1. Não existe “ciência” nas áreas de Humanas

    Você argumenta que disciplinas como Psicologia se sustentam em estruturas puramente conjecturais (ex.: Id, Ego e Superego), sem qualquer base empírica sólida. Coerência interna dentro de um sistema de conjecturas criadas não equivale a ciência.

 

2. O marxismo é pseudociência, apesar de alegar metodologia sólida, paradigma estabelecido, epistemologia clara, coerência hermenêutica, revisão por pares e método replicável. 

   Você rebate diretamente a pergunta de Xavier: mesmo com aparência de rigor, o marxismo não passa no teste científico.

 

3. A previsão central de Marx falhou de forma retumbante

   Marx calculou (via conjecturas) que o capitalismo seria “seu próprio coveiro” e que a revolução proletária ocorreria naturalmente. Na prática, o comunismo revelou-se impossível e o socialismo só se sustenta por opressão militar e censura sistemática das liberdades.

 

4. O marxismo não admite erro — característica típica de pseudociência

   Aplicando o critério científico dos “melhores resultados” (ou seja, confronto com a realidade), o marxismo se recusa a reconhecer suas previsões fracassadas, o que o desqualifica como ciência.

 

5. A revisão por pares nas Humanas é, na verdade, “Revisão dentro da Bolha” ou “Revisão de Compadres” 
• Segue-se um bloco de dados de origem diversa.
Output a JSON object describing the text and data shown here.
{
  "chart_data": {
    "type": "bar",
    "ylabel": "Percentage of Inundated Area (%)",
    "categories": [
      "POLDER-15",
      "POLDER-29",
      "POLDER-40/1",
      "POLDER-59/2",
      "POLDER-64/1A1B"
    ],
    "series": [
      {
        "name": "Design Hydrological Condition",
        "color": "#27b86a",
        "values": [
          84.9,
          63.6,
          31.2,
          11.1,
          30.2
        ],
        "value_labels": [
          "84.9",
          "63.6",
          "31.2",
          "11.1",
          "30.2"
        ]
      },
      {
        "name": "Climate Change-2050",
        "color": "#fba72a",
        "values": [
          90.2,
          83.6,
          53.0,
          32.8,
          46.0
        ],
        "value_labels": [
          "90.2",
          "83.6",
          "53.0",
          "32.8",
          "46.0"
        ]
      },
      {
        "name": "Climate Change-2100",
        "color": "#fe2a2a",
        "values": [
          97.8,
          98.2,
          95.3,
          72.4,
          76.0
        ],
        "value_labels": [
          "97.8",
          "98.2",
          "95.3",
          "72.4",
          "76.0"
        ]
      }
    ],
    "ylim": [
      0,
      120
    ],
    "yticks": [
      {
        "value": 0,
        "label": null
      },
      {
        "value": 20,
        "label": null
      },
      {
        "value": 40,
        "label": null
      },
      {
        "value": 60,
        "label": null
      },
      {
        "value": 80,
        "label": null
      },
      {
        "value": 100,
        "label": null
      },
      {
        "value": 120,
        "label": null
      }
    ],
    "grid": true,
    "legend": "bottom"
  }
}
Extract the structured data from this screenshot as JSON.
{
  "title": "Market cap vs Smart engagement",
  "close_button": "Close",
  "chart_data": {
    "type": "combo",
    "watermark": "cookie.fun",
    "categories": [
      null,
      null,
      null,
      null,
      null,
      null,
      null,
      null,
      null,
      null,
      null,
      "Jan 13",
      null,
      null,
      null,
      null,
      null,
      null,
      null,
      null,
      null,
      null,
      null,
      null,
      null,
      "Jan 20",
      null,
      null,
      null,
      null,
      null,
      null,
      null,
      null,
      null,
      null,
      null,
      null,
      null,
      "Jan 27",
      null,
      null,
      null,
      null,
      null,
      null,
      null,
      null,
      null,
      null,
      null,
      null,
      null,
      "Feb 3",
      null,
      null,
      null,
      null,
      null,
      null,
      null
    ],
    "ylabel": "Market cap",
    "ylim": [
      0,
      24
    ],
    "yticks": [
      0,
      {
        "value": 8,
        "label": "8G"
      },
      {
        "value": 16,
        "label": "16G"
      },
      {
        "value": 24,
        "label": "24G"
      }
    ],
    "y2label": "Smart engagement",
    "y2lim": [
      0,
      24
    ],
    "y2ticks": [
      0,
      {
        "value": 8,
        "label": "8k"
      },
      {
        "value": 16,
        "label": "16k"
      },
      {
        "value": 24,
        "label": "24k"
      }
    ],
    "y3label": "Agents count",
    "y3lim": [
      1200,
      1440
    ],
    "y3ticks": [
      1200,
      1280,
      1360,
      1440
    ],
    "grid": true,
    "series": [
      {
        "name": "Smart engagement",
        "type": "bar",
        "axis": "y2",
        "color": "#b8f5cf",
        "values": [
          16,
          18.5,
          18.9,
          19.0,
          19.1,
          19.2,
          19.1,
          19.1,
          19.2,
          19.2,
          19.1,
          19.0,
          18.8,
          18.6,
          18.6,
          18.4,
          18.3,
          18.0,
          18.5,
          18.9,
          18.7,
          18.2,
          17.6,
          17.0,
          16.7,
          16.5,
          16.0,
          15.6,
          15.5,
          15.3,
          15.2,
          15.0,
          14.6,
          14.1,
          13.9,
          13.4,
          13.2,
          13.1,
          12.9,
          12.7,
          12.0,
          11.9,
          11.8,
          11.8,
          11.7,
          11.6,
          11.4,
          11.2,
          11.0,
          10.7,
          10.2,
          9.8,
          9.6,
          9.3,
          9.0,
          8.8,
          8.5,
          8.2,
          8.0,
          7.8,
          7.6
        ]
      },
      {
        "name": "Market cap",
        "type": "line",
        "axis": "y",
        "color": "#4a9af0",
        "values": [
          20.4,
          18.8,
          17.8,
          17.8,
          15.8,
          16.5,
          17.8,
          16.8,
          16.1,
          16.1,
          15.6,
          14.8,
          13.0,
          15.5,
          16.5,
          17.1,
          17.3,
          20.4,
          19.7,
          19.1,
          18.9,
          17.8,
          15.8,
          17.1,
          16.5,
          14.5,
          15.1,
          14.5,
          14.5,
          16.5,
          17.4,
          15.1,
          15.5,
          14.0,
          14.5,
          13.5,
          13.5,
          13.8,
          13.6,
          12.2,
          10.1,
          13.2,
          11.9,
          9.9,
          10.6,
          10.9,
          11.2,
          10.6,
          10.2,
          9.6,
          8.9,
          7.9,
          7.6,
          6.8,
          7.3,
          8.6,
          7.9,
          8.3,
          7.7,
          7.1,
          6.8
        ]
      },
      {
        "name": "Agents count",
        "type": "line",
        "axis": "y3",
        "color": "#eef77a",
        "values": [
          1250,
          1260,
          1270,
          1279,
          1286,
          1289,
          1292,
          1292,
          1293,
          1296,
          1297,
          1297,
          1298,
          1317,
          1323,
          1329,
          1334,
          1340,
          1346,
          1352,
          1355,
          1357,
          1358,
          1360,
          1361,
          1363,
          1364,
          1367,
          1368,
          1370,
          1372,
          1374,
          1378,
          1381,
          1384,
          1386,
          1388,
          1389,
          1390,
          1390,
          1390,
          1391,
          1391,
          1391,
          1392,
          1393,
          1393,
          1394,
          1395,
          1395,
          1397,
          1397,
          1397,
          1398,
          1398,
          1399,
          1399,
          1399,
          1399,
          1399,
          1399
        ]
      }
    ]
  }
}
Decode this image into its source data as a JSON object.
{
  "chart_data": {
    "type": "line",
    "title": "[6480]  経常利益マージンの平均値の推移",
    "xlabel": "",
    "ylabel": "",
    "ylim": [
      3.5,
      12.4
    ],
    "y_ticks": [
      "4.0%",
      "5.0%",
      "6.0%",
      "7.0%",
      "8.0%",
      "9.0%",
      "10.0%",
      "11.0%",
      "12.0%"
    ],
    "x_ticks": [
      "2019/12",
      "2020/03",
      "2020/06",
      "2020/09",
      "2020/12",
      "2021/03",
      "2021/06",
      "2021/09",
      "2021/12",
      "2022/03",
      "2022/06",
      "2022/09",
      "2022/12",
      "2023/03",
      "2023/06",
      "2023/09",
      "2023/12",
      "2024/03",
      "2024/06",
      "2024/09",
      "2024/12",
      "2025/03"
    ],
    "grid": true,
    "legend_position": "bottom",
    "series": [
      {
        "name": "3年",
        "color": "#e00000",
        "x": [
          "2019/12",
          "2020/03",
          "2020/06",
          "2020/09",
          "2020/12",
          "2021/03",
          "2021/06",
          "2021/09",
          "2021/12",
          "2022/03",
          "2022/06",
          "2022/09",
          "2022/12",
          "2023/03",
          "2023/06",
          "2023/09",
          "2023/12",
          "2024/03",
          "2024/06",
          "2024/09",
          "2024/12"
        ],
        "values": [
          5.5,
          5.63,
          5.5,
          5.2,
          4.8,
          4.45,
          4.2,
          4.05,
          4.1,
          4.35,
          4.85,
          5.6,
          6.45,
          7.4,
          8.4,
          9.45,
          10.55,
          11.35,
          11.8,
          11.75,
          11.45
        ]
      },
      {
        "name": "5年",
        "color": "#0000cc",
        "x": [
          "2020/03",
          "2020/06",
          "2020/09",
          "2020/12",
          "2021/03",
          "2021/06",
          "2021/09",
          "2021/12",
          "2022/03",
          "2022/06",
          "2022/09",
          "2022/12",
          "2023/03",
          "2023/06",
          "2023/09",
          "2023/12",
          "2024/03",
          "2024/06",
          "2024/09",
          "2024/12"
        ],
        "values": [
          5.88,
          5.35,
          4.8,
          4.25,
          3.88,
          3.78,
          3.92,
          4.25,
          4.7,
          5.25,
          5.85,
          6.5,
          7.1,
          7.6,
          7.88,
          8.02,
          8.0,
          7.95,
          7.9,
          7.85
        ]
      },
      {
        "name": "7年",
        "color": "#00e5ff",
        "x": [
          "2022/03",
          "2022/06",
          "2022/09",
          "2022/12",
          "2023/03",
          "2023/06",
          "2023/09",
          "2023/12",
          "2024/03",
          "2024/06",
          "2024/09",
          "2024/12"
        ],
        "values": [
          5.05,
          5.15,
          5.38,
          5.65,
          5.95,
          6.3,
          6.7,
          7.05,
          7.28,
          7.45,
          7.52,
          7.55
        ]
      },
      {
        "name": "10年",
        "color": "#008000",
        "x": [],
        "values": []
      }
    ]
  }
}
   Em vez de ser feita por pares isentos e preferencialmente concorrentes (exemplo ideal: Tesla revisando Edison), ela ocorre entre amigos, colegas e membros da mesma tribo ideológica, eliminando a crítica genuína.

 

6. O caso de Paulo Freire ilustra perfeitamente essa bolha

   Suas premiações e o fato de ser um dos autores mais citados no mundo não provam mérito científico: foram concedidos pela “sua bolha”. Além disso, ele nem era pedagogo de formação (embora você reconheça que alguém pode ser autodidata).

 

7. Citação é diferente de concordância ou validação científica

   O fato de ser muito citado (inclusive por você no próprio texto) não significa aprovação ou reconhecimento de qualidade. Citar alguém pode ser apenas para criticá-lo ou analisá-lo, não para endossá-lo.

 

Esses são os núcleos argumentativos mais fortes e recorrentes do seu post, organizados de forma fiel à sua linha de raciocínio. O texto como um todo defende que, nas Humanas, o mecanismo de “revisão por pares” serve mais para proteger bolhas ideológicas do que para produzir conhecimento científico verdadeiro.